Like most German shepherds, he was very attached to his people. We were his pack. He didn’t think he was a person, he thought we were the big dogs with access to the Prize Closet (pantry where his food, chewies and toys were kept). When I sat or lay on the floor at home, he’d park himself right beside me, and nothing made him happier than when both of his people sat on the floor so he could have the whole pack together in a puppy pile.

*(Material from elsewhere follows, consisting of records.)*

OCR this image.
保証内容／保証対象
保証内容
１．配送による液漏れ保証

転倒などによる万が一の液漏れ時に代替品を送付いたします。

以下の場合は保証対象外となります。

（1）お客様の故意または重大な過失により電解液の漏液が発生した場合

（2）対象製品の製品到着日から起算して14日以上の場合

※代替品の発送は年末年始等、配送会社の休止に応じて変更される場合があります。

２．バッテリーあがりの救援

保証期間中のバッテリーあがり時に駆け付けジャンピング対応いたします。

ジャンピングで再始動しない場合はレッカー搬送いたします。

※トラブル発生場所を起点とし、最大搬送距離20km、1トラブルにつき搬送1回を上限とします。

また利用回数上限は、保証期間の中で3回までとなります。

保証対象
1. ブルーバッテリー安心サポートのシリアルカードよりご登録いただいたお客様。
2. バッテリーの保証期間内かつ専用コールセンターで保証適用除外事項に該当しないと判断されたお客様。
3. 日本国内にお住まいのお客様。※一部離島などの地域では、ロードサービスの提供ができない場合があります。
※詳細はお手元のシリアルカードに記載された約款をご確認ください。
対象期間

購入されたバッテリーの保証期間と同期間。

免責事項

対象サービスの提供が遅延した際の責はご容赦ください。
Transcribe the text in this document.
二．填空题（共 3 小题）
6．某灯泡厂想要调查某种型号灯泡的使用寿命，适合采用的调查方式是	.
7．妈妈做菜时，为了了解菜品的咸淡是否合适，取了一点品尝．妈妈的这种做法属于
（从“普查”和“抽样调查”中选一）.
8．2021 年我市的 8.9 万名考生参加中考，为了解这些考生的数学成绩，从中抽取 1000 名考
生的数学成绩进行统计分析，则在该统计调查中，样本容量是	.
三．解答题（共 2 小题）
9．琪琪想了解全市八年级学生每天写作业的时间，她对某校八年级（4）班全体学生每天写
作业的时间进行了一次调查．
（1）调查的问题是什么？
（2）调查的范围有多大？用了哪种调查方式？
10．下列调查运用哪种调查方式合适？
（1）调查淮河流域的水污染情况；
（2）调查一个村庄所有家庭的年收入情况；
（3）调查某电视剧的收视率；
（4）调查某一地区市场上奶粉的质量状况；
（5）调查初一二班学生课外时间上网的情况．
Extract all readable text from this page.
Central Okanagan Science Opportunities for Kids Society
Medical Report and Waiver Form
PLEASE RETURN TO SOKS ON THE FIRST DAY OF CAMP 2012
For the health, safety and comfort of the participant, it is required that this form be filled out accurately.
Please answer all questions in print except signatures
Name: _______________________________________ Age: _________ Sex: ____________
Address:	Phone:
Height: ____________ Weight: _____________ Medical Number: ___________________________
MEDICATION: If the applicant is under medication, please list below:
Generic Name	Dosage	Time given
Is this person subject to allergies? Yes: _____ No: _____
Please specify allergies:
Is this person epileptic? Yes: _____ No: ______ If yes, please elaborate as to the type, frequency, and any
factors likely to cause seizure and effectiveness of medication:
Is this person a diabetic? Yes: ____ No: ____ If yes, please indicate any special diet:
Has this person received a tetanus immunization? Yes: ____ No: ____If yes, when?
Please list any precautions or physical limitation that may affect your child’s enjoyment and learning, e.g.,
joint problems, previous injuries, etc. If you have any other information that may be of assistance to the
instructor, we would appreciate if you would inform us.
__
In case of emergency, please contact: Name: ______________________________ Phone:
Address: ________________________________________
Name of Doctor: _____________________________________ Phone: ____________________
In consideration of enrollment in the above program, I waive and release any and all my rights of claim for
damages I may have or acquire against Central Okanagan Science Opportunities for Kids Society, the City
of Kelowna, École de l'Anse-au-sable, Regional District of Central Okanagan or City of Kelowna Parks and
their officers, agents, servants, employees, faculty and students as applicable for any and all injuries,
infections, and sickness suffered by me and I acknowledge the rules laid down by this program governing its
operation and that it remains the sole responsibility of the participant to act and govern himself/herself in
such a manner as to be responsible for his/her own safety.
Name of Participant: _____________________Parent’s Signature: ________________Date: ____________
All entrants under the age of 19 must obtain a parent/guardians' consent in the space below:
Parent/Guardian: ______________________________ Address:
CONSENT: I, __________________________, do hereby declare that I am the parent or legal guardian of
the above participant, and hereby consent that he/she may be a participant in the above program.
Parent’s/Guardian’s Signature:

He loved us, but didn’t much like other people. He was fine around a couple of our friends, and a few family members, but that’s about it. He hated the mailman, of course, and anyone who rang the doorbell.

I always said if he had been human he’d have been Rain Man—highly intelligent with few social skills and unable to cope with changes to his routine or environment.

I’ll always be a girl who needs a dog, so I’m sure I’ll have others in my lifetime. I hope they’ll be more social, less headstrong, more easygoing, less crazy. I doubt that they’ll be smarter, or have more personality. His quirks were part of his charm, what made him Gus. I’ll miss having him around, especially when I finish an apple, or peel a banana.